De Europese Unie gaat traditioneel uit van marktdenken. Het hoger onderwijs is daar geen uitzondering op: universiteiten en hogescholen moeten aantrekkelijk zijn voor buitenlandse studenten, moeten ‘in hoog aanzien staan’ en – voor de EU waarschijnlijk het belangrijkste – ze moeten goed samenwerken met het bedrijfsleven. Juist het Bologna proces heeft ertoe bijgedragen dat algemene ontwikkeling minder belangrijk wordt gevonden en dat het ‘rendement’ van een universiteit of hogeschool wordt afgemeten aan omzetten en productie. Studenten moeten worden opgeleid in studies waar het bedrijfsleven, en dan met name de grote bedrijven, het meest behoefte aan hebben. Onderzoeksgelden moeten in toenemende mate komen van private bronnen, waardoor het tegenwoordig heel moeilijk is geworden werkelijk van het bedrijfsleven onafhankelijke onderzoekers te vinden. Iedereen heeft – noodgedwongen – wel eens onderzoek in opdracht van een specifiek bedrijf verricht.
De geldmachinerie uit Brussel zet hier ook volop op in. Zo verleent de Europese Commissie €4 miljoen aan U-Multirank. Ze doet dit uit het potje Erasmus+, het subsidieprogramma op het gebied van onderwijs. Volgens de Commissie staat ‘aan de basis de gedachte dat investeringen in onderwijs, opleidingen en niet-formeel leren van cruciaal belang zijn om mensen – ongeacht hun leeftijd of achtergrond – de kans te geven zich voortdurend te ontwikkelen oftewel: een leven lang te leren’. Mooie woorden, maar waarom dan een miljoenensubsidie aan een rankingsinstrument waar juist niet de algemene ontwikkeling, maar productie en ‘concurrentiekracht’ centraal staan?
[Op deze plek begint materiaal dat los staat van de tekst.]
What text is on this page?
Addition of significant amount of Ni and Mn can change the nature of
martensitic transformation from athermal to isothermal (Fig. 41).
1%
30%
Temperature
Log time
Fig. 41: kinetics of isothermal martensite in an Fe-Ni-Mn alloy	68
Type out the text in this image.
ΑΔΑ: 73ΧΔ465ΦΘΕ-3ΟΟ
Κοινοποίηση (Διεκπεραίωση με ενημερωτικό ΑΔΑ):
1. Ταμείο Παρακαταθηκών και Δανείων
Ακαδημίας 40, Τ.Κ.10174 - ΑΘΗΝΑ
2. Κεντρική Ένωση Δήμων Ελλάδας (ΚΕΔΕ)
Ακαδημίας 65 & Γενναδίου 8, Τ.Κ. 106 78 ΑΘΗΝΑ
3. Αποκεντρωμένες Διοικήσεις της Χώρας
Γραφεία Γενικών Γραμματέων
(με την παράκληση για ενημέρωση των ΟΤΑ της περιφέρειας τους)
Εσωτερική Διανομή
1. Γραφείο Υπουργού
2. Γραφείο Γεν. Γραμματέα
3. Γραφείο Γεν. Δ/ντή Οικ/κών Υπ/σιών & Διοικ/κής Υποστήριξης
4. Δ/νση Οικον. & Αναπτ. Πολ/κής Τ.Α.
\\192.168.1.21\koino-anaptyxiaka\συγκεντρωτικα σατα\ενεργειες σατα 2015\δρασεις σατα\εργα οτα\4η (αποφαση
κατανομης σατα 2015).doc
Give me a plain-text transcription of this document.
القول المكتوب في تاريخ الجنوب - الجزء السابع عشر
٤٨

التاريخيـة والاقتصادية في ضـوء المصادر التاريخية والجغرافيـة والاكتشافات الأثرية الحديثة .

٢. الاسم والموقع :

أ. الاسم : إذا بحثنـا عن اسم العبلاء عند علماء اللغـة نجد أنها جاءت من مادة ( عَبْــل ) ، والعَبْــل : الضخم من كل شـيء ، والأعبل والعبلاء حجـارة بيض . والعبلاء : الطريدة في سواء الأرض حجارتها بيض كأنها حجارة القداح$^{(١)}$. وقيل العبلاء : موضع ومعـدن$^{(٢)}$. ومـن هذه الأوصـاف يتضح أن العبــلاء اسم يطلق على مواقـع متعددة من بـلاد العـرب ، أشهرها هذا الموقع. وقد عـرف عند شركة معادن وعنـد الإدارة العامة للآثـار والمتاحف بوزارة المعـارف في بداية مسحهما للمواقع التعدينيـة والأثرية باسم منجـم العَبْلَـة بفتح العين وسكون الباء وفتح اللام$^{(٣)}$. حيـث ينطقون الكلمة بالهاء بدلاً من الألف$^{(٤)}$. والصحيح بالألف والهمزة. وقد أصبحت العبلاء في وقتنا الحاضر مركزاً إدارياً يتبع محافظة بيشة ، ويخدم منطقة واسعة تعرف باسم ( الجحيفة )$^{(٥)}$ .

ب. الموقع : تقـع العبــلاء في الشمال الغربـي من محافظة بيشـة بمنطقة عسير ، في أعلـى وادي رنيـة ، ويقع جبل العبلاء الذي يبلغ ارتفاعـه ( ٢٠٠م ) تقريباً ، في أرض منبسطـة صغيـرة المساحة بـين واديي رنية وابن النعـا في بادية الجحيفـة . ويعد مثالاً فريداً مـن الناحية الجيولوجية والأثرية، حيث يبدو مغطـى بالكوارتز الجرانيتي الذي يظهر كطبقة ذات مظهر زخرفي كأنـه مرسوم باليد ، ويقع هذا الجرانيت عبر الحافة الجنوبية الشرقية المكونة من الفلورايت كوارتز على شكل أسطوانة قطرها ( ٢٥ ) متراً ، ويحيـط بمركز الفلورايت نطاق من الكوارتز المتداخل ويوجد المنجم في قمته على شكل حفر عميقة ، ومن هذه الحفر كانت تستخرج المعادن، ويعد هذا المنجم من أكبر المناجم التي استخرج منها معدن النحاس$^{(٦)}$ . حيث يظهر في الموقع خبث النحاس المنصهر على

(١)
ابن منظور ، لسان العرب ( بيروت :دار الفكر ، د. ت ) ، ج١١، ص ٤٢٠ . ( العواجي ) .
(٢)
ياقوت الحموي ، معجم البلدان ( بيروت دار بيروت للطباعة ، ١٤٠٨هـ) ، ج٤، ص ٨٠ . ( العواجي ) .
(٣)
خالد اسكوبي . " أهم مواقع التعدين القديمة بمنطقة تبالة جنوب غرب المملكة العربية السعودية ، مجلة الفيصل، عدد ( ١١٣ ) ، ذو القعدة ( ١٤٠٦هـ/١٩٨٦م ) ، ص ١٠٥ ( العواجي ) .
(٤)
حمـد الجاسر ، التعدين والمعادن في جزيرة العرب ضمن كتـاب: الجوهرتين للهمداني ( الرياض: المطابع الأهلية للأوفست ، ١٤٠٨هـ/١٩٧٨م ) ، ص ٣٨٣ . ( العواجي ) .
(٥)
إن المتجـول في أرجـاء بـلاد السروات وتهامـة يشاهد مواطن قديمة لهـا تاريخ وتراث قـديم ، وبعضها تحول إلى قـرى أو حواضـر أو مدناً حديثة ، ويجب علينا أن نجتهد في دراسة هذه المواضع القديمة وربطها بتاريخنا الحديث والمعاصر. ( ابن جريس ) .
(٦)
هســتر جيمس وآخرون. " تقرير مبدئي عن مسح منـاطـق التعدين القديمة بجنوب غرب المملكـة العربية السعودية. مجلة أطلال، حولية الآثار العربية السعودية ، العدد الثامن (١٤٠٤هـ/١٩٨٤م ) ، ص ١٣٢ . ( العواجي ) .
Zolang de protesten van de studenten beperkt blijven tot enkele universiteiten, is er weliswaar hoop op beter onderwijs, maar wordt de bron van het rendementsdenken niet aangepakt. Die bron ligt in Brussel. Het zou dan ook heel nuttig kunnen zijn, als het studentenprotest zich verspreidt over meerdere Europese steden en uiteindelijk de druk op de Commissie opvoert om eindelijk eens op te houden met de focus op marktdenken en universiteiten en hogescholen juist weer zelfstandiger te maken met studenten en wetenschappers aan het roer.